By comparison, it will cost about $500,000 to license DPP, depending on the size of the company and its R&D budget, said Tran.
 


“Most people do not have the resources to buy an expensive mass spectrometer in order to access the latest technology. We’re talking $300,000 [for the instrument] plus $100,000 a year to run it. My technology would give those people the chance to do cutting-edge proteomics.”

Proteomics Entrepreneur

 
Prior to forming Proteomyx in 2003, Tran, 33, worked as a scientist at drug maker Allergan. It was there that he became interested in proteomics and tried to get his employers to incorporate proteomics methods — mostly 2D gel work — into its research methods, he said.
 
At the same time, he also saw that there were gaps in proteomics technology, particularly labeling techniques, which needed to be addressed if proteomics was to move forward as a research discipline. So he founded Proteomyx and incorporated it as an S corporation. When he quit his job at Allergan in 2004, he began developing Proteomyx and the DPP technology in earnest.
 
Since forming the company, Tran has split most of his time between getting the DPP technology patented and trying to drum up interest in it. Companies he initially contacted included Beckman Coulter and Amgen.
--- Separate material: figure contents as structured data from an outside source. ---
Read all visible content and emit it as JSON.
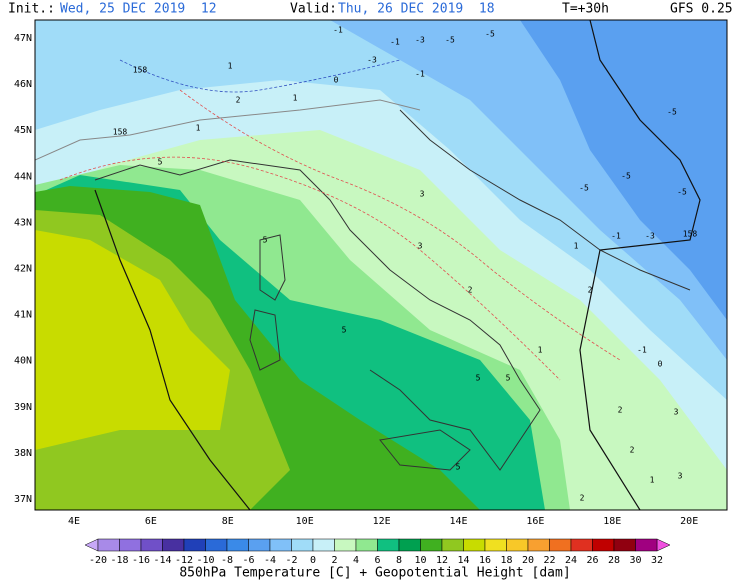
{
  "header": {
    "init_label": "Init.:",
    "init": "Wed, 25 DEC 2019  12",
    "valid_label": "Valid:",
    "valid": "Thu, 26 DEC 2019  18",
    "step": "T=+30h",
    "model": "GFS 0.25"
  },
  "lat_labels": [
    "47N",
    "46N",
    "45N",
    "44N",
    "43N",
    "42N",
    "41N",
    "40N",
    "39N",
    "38N",
    "37N"
  ],
  "lon_labels": [
    "4E",
    "6E",
    "8E",
    "10E",
    "12E",
    "14E",
    "16E",
    "18E",
    "20E"
  ],
  "contour_labels": [
    "-1",
    "-3",
    "-5",
    "-1",
    "-3",
    "-5",
    "-1",
    "158",
    "158",
    "1",
    "2",
    "1",
    "0",
    "1",
    "-5",
    "-5",
    "-5",
    "-5",
    "-3",
    "-1",
    "158",
    "1",
    "2",
    "3",
    "5",
    "5",
    "3",
    "2",
    "2",
    "5",
    "5",
    "5",
    "5",
    "-1",
    "0",
    "2",
    "1",
    "2",
    "3",
    "3",
    "1"
  ],
  "colorbar": {
    "labels": [
      -20,
      -18,
      -16,
      -14,
      -12,
      -10,
      -8,
      -6,
      -4,
      -2,
      0,
      2,
      4,
      6,
      8,
      10,
      12,
      14,
      16,
      18,
      20,
      22,
      24,
      26,
      28,
      30,
      32
    ],
    "colors": [
      "#a88ae8",
      "#9070e0",
      "#7050c8",
      "#4830a0",
      "#2040b8",
      "#2a6ad8",
      "#3a8ae8",
      "#5aa0f0",
      "#80c0f8",
      "#a0dcf8",
      "#c8f0f8",
      "#c8f8c0",
      "#90e890",
      "#10c080",
      "#00a050",
      "#40b020",
      "#90c820",
      "#c8dc00",
      "#f0e020",
      "#f8c828",
      "#f8a030",
      "#f07020",
      "#e03020",
      "#c00000",
      "#900010",
      "#a00080"
    ],
    "low_color": "#c8a8f8",
    "high_color": "#f050e0"
  },
  "footer": "850hPa Temperature [C] + Geopotential Height [dam]"
}
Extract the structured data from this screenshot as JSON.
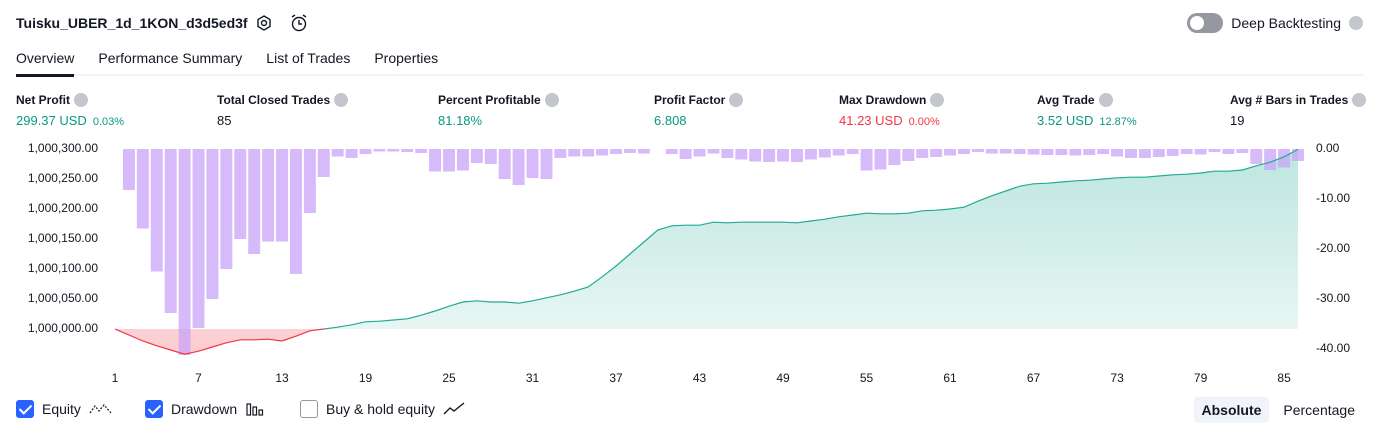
{
  "header": {
    "title": "Tuisku_UBER_1d_1KON_d3d5ed3f",
    "deep_backtesting": "Deep Backtesting",
    "deep_backtesting_on": false
  },
  "tabs": {
    "items": [
      "Overview",
      "Performance Summary",
      "List of Trades",
      "Properties"
    ],
    "active": 0
  },
  "metrics": [
    {
      "label": "Net Profit",
      "value": "299.37 USD",
      "sub": "0.03%",
      "color": "#089981"
    },
    {
      "label": "Total Closed Trades",
      "value": "85",
      "color": "#131722"
    },
    {
      "label": "Percent Profitable",
      "value": "81.18%",
      "color": "#089981"
    },
    {
      "label": "Profit Factor",
      "value": "6.808",
      "color": "#089981"
    },
    {
      "label": "Max Drawdown",
      "value": "41.23 USD",
      "sub": "0.00%",
      "color": "#f23645"
    },
    {
      "label": "Avg Trade",
      "value": "3.52 USD",
      "sub": "12.87%",
      "color": "#089981"
    },
    {
      "label": "Avg # Bars in Trades",
      "value": "19",
      "color": "#131722"
    }
  ],
  "chart_data": {
    "type": "equity",
    "xlim": [
      1,
      86
    ],
    "xticks": [
      1,
      7,
      13,
      19,
      25,
      31,
      37,
      43,
      49,
      55,
      61,
      67,
      73,
      79,
      85
    ],
    "ylim": [
      999955,
      1000300
    ],
    "yticks": [
      {
        "value": 1000000,
        "label": "1,000,000.00"
      },
      {
        "value": 1000050,
        "label": "1,000,050.00"
      },
      {
        "value": 1000100,
        "label": "1,000,100.00"
      },
      {
        "value": 1000150,
        "label": "1,000,150.00"
      },
      {
        "value": 1000200,
        "label": "1,000,200.00"
      },
      {
        "value": 1000250,
        "label": "1,000,250.00"
      },
      {
        "value": 1000300,
        "label": "1,000,300.00"
      }
    ],
    "y2lim": [
      -41.4,
      0
    ],
    "y2ticks": [
      {
        "value": 0,
        "label": "0.00"
      },
      {
        "value": -10,
        "label": "-10.00"
      },
      {
        "value": -20,
        "label": "-20.00"
      },
      {
        "value": -30,
        "label": "-30.00"
      },
      {
        "value": -40,
        "label": "-40.00"
      }
    ],
    "series": [
      {
        "name": "Equity",
        "color": "#22ab94",
        "negative_color": "#f23645",
        "visible": true,
        "values": [
          1000000,
          999990,
          999980,
          999972,
          999965,
          999958,
          999963,
          999970,
          999977,
          999982,
          999982,
          999983,
          999980,
          999988,
          999997,
          1000000,
          1000003,
          1000007,
          1000012,
          1000013,
          1000015,
          1000017,
          1000023,
          1000030,
          1000038,
          1000045,
          1000047,
          1000045,
          1000045,
          1000043,
          1000047,
          1000052,
          1000057,
          1000063,
          1000070,
          1000087,
          1000105,
          1000125,
          1000145,
          1000165,
          1000172,
          1000173,
          1000173,
          1000178,
          1000177,
          1000178,
          1000178,
          1000178,
          1000178,
          1000177,
          1000180,
          1000183,
          1000187,
          1000190,
          1000193,
          1000192,
          1000192,
          1000193,
          1000197,
          1000198,
          1000200,
          1000203,
          1000213,
          1000222,
          1000230,
          1000238,
          1000242,
          1000243,
          1000245,
          1000247,
          1000248,
          1000250,
          1000252,
          1000253,
          1000253,
          1000255,
          1000257,
          1000258,
          1000260,
          1000263,
          1000263,
          1000265,
          1000272,
          1000278,
          1000287,
          1000299.37
        ]
      },
      {
        "name": "Drawdown",
        "color": "#c9a3f7",
        "axis": "y2",
        "visible": true,
        "values": [
          0,
          -8.2,
          -15.9,
          -24.5,
          -32.8,
          -41.2,
          -35.8,
          -30,
          -24,
          -18,
          -21,
          -18.5,
          -18.5,
          -25,
          -12.8,
          -5.6,
          -1.5,
          -1.8,
          -1,
          -0.5,
          -0.5,
          -0.6,
          -0.8,
          -4.5,
          -4.5,
          -4.3,
          -2.8,
          -3,
          -6,
          -7.2,
          -5.8,
          -6,
          -1.8,
          -1.5,
          -1.5,
          -1.3,
          -1,
          -0.8,
          -0.9,
          0,
          -1,
          -2,
          -1.5,
          -0.9,
          -1.8,
          -2.1,
          -2.5,
          -2.6,
          -2.5,
          -2.6,
          -2.1,
          -1.7,
          -1.3,
          -1,
          -4.3,
          -4.1,
          -3.2,
          -2.4,
          -1.8,
          -1.6,
          -1.3,
          -1,
          -0.6,
          -0.9,
          -0.9,
          -1,
          -1.1,
          -1.2,
          -1.2,
          -1.3,
          -1.2,
          -1,
          -1.5,
          -1.8,
          -1.8,
          -1.6,
          -1.4,
          -1,
          -1.1,
          -0.6,
          -1,
          -0.8,
          -3,
          -4.2,
          -3.7,
          -2.4
        ]
      }
    ]
  },
  "controls": {
    "buy_hold": {
      "label": "Buy & hold equity",
      "checked": false
    },
    "scale_modes": [
      "Absolute",
      "Percentage"
    ],
    "scale_active": 0
  }
}
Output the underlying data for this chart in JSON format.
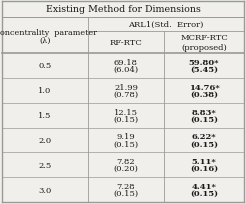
{
  "title": "Existing Method for Dimensions",
  "col_header_1": "ARL1(Std.  Error)",
  "col_header_2a": "RF-RTC",
  "col_header_2b": "MCRF-RTC\n(proposed)",
  "row_header_label1": "Noncentrality  parameter",
  "row_header_label2": "(λ)",
  "rows": [
    {
      "lambda": "0.5",
      "rf_top": "69.18",
      "rf_bot": "(6.04)",
      "mcrf_top": "59.80*",
      "mcrf_bot": "(5.45)"
    },
    {
      "lambda": "1.0",
      "rf_top": "21.99",
      "rf_bot": "(0.78)",
      "mcrf_top": "14.76*",
      "mcrf_bot": "(0.38)"
    },
    {
      "lambda": "1.5",
      "rf_top": "12.15",
      "rf_bot": "(0.15)",
      "mcrf_top": "8.83*",
      "mcrf_bot": "(0.15)"
    },
    {
      "lambda": "2.0",
      "rf_top": "9.19",
      "rf_bot": "(0.15)",
      "mcrf_top": "6.22*",
      "mcrf_bot": "(0.15)"
    },
    {
      "lambda": "2.5",
      "rf_top": "7.82",
      "rf_bot": "(0.20)",
      "mcrf_top": "5.11*",
      "mcrf_bot": "(0.16)"
    },
    {
      "lambda": "3.0",
      "rf_top": "7.28",
      "rf_bot": "(0.15)",
      "mcrf_top": "4.41*",
      "mcrf_bot": "(0.15)"
    }
  ],
  "bg_color": "#f0efeb",
  "line_color": "#999999",
  "text_color": "#1a1a1a",
  "font_size": 6.0,
  "title_font_size": 6.8
}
Each told him the technology was not ready for commercialization.  
 
“They want to wait to see more results,” he said. One drug company, which he declined to identify, told him that it wanted to see that DPP would be applicable to their drug-discovery work and platform.
 
“What I have is a run of a few proteins,” Tran said.
 
He is now hoping that with two patents in hand, the company can gather some momentum. At the Pittsburgh Conference in Chicago last week, Tran manned a booth he shared with another start-up, Cal-Tech Scientific — for whom he does some marketing and business development in return for access to their facility and instruments — while chatting up other companies to gauge their interest in licensing the technology and perhaps entering into distribution deals with Proteomyx.
 
Among the companies he spoke with were Merck, Amgen, Pfizer, PerkinElmer, Bio-Rad Laboratories, and American Radiochemical. At this point, discussions are preliminary, though Tran said a few companies have expressed interest in the DPP platform.
 
Because Proteomyx has yet to generate any revenues, Tran has subsidized the company through a job buying and selling lab equipment and also exporting wine to Vietnam, he said. To date, he added, he has spent about $150,000 to $200,000 on Proteomyx.
 
In a year from now, he said, he would like to have one company licensing the DPP technology. In addition, he expects to have one study out verifying the utility of the technology.